I am a little confused how to predict the ions for these two problems.
2A.9 Which M^2+ ions (M=metal) are predicted to have the following ground-state electron configurations: (a) [Ar]3d7 (b) [Ar]3d6
2A.11 Which M^3+ ions (M=metal) are predicted to have the following ground-state electron configurations: (a) [Ar]3d6 (b) [Ar]3d5

Jessica Castro 2H
Posts: 60
Joined: Fri Sep 28, 2018 12:29 am

### Re: 7th edition 2A.9 and 2A.11

All this question is asking is which atom (of ^+2, which will make it an ion-cation) has the given configuration?

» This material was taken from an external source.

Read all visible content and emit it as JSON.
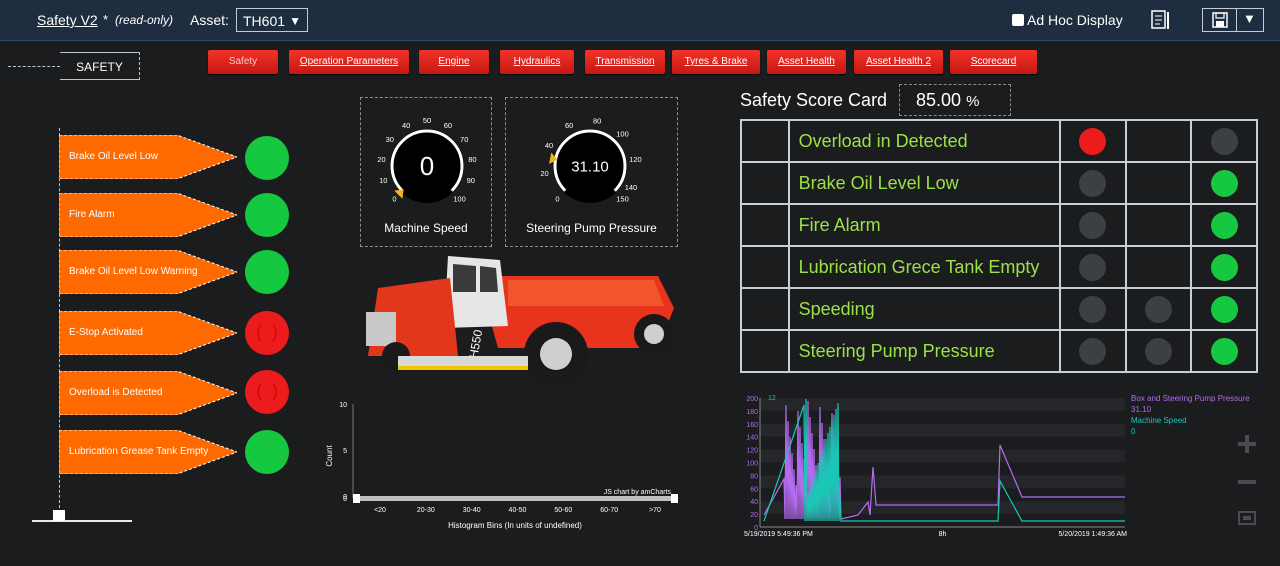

However, remember: each orbital contains a pair of (2)electrons, so if the ion contains a charge greater than 2 (i.e. +3 charge), it will likely be referring to the atom in the next orbital.

Hope this helps!

ryanhon2H
Posts: 60
Joined: Fri Sep 28, 2018 12:28 am

### Re: 7th edition 2A.9 and 2A.11

One way to figure the questions out is to just add up the number of electrons.

For example, 2A.9 a) is [Ar]3d7. Ar has 18 electrons, plus the 7 given in 3d7, for a total of 25 electrons. The question tells you that it is a +2 charge ion, which means the neutral atom lost 2 electrons. 25 electrons is the number of electrons for the ion, so just add 2 to 25 to get 27 for the neutral atom. Since a neutral atom has the same atomic number as the number of electrons, you know the element is atomic number 27, which is Cobalt, so the answer is Co^2+.

You can do these for the rest of the questions.